When you are tired of lugging your corded vacuum around your home and up and down the stairs, you might want to make the switch to a central vacuum system. These systems are hidden behind the walls and offer many benefits over an upright or handheld cordless vacuum. Since the actual vacuum is mounted in another room, it tends to be very quiet. Central vacuums also vent the air used for suction outside of the home, rather than recirculating it. This can help tremendously if you have allergies that tend to flare up when you clean the floors.

What Types of Central Vacuums Are There?

There are two main types of ducted vacuum systems. The traditional installation features the vacuum mounted in an out-of-the-way area (usually the basement or attic) with ductwork hidden behind the walls. Inlet valves in each room allow you to plug in separate vacuum brushes and hoses to clean your floors.

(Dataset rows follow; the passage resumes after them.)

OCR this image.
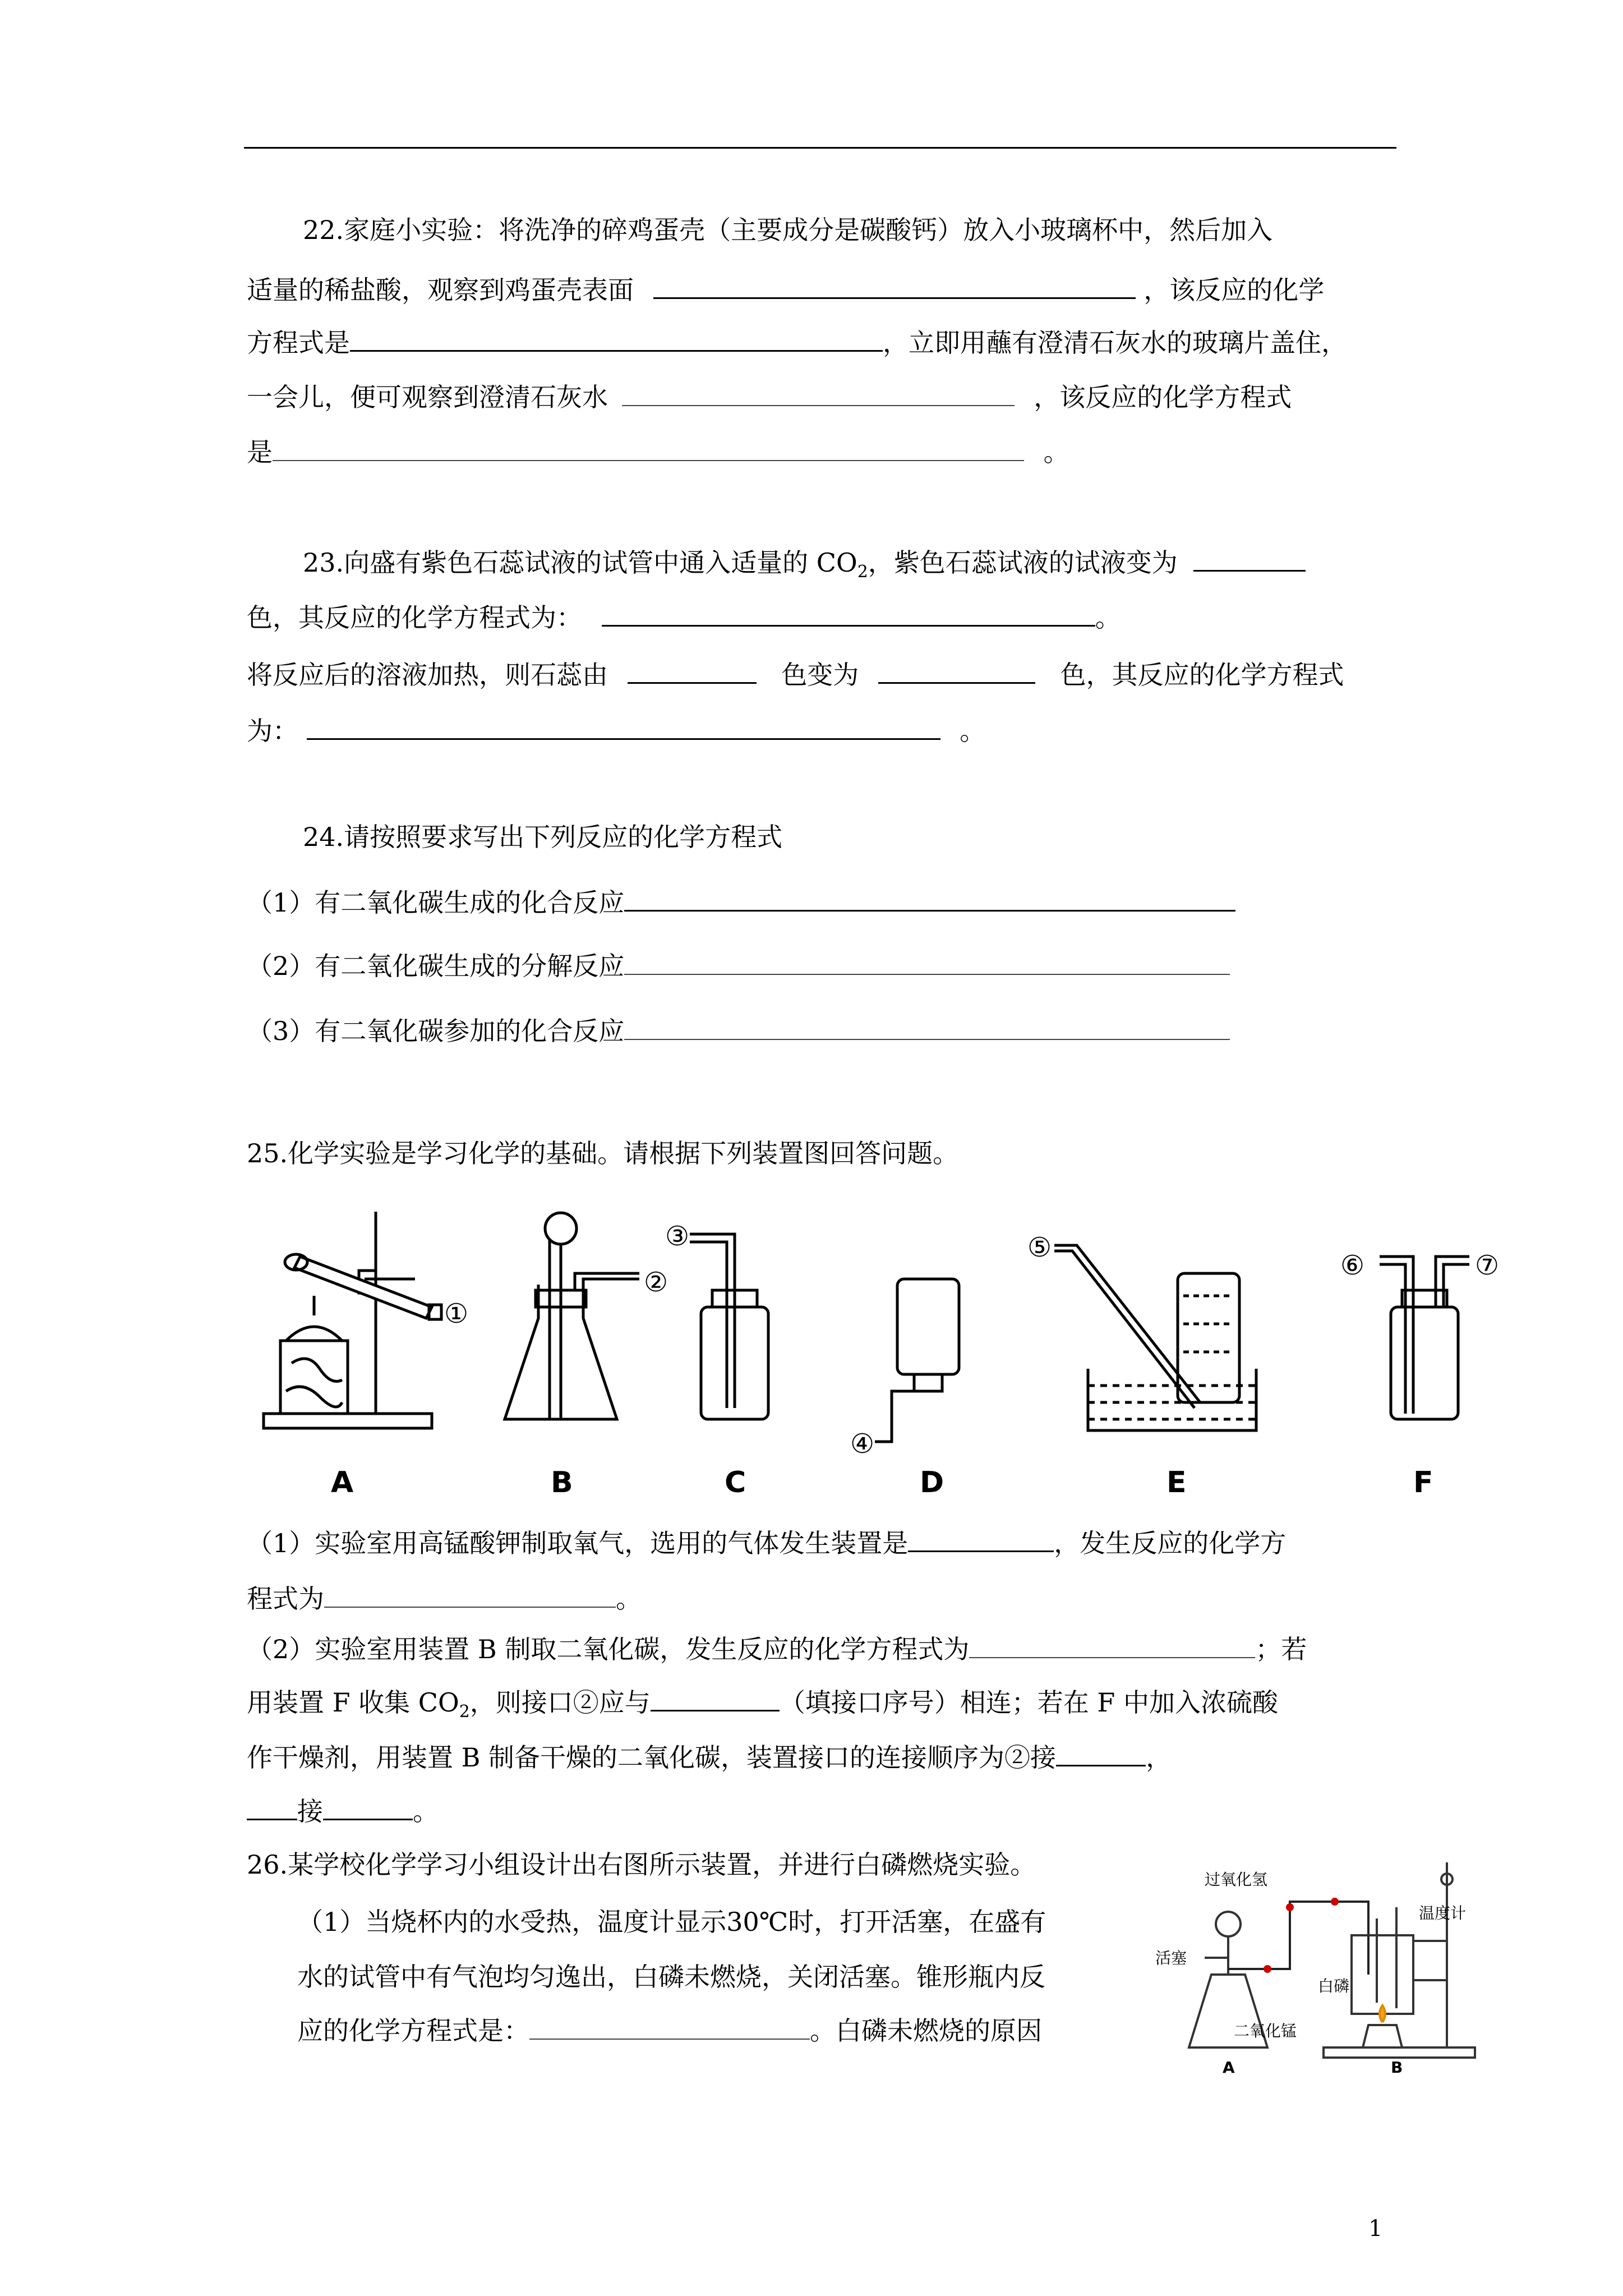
22.家庭小实验：将洗净的碎鸡蛋壳（主要成分是碳酸钙）放入小玻璃杯中，然后加入
适量的稀盐酸，观察到鸡蛋壳表面	，该反应的化学
方程式是	，立即用蘸有澄清石灰水的玻璃片盖住，
一会儿，便可观察到澄清石灰水	，该反应的化学方程式
是	。
23.向盛有紫色石蕊试液的试管中通入适量的 $CO_2$，紫色石蕊试液的试液变为
色，其反应的化学方程式为：	。
将反应后的溶液加热，则石蕊由	色变为	色，其反应的化学方程式
为：	。
24.请按照要求写出下列反应的化学方程式
（1）有二氧化碳生成的化合反应
（2）有二氧化碳生成的分解反应
（3）有二氧化碳参加的化合反应
25.化学实验是学习化学的基础。请根据下列装置图回答问题。
①
②
③
④
⑤
⑥	⑦
A	B	C	D	E	F
（1）实验室用高锰酸钾制取氧气，选用的气体发生装置是	，发生反应的化学方
程式为	。
（2）实验室用装置 B 制取二氧化碳，发生反应的化学方程式为	；若
用装置 F 收集 $CO_2$，则接口②应与	（填接口序号）相连；若在 F 中加入浓硫酸
作干燥剂，用装置 B 制备干燥的二氧化碳，装置接口的连接顺序为②接	，
接	。
26.某学校化学学习小组设计出右图所示装置，并进行白磷燃烧实验。
（1）当烧杯内的水受热，温度计显示30℃时，打开活塞，在盛有
水的试管中有气泡均匀逸出，白磷未燃烧，关闭活塞。锥形瓶内反
应的化学方程式是：	。白磷未燃烧的原因
过氧化氢
活塞
温度计
白磷
二氧化锰
A	B
1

The other is the Hide-a-Hose system, which requires no external vacuum hoses, as the hose is contained within the vacuum ductwork and easily pulls out to attach to a brush when in use. Homeowners can opt to install modified systems that have hidden hoses in some areas of the home and inlet valves without hidden hoses in other areas too.

How is the Dirt Collected From Vacuuming?

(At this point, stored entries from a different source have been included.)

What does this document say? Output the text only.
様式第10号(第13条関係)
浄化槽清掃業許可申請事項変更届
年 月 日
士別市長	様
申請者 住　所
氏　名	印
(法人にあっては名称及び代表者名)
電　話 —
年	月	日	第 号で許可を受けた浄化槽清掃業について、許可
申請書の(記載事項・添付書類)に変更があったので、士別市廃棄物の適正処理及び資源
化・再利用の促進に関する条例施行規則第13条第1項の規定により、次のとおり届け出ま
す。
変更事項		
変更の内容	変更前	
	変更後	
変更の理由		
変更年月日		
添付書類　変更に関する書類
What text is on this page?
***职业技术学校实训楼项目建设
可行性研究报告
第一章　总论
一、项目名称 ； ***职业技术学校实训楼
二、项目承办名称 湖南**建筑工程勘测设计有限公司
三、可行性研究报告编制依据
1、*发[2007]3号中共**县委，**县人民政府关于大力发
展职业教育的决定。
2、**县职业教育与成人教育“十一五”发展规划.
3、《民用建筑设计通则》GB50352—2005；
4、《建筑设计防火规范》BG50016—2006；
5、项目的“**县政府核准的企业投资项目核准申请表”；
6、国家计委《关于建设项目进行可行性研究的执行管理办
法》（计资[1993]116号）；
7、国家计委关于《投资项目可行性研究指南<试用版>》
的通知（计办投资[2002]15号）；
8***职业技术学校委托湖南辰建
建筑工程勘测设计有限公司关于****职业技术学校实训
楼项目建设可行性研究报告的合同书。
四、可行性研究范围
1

A central vacuum system features special ducts hidden behind the walls of your home that will pull any dirt and debris down to the vacuum. The dirt is collected in the tank or a vacuum bag inside the vacuum. Since these units are designed to handle the entire household's floors, the tanks can hold much more dirt than a traditional corded vacuum can before it needs emptying. Depending on the make or model of your central vacuum, you'll need to either unclasp a simple canister that is connected to the bottom of the unit or open the vacuum and pull out the filled vacuum bag.

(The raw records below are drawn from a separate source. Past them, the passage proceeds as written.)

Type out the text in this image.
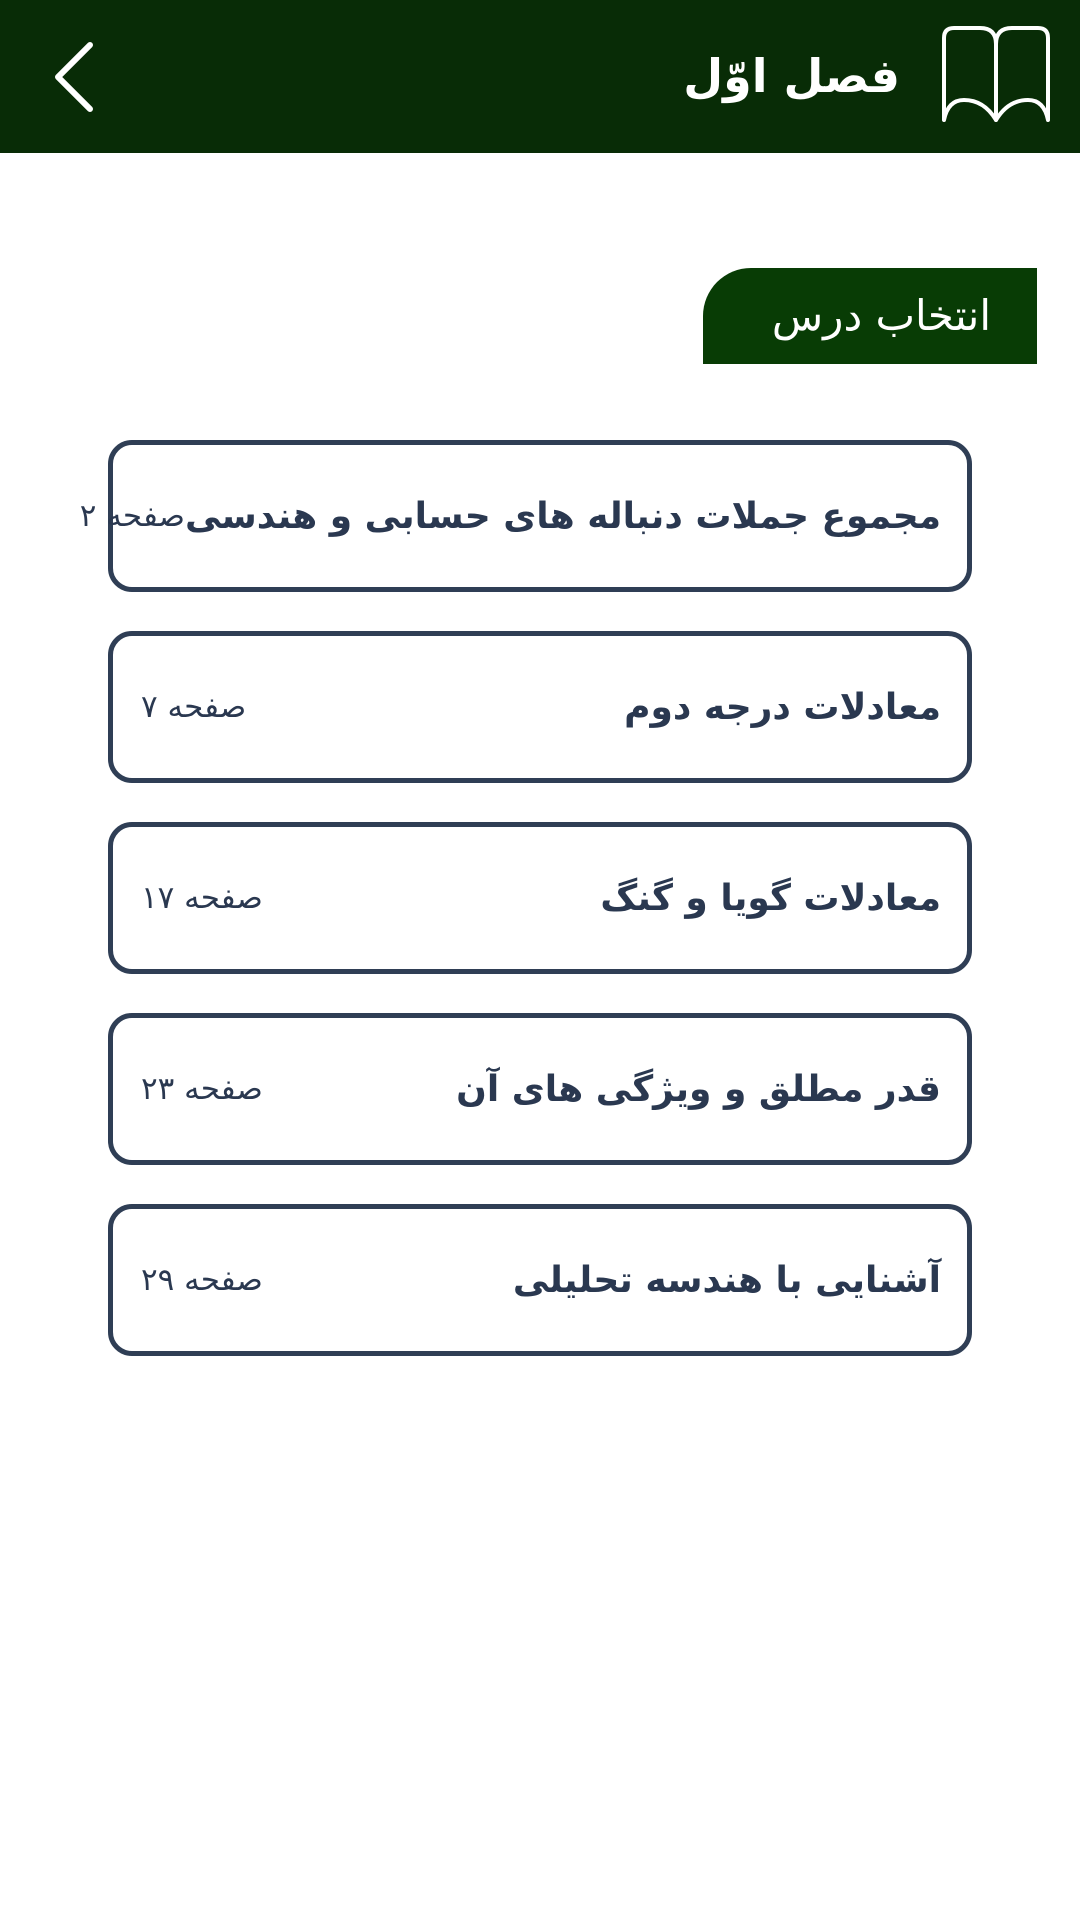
فصل اوّل
انتخاب درس
مجموع جملات دنباله های حسابی و هندسی
صفحه ۲
معادلات درجه دوم
صفحه ۷
معادلات گویا و گنگ
صفحه ۱۷
قدر مطلق و ویژگی های آن
صفحه ۲۳
آشنایی با هندسه تحلیلی
صفحه ۲۹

Can I Buy Replacement Parts?

These systems are commonplace, and it is easy to find replacement central vacuum parts that will get your machine back up and running again. There are some issues that occur more frequently than others, such as clogged hoses, burnt fuses and filters that need replacing. These are repairs that most homeowners can handle with a little research. More complex issues, such as worn-out motors and installing replacement vacuums, should be handled by trained electricians.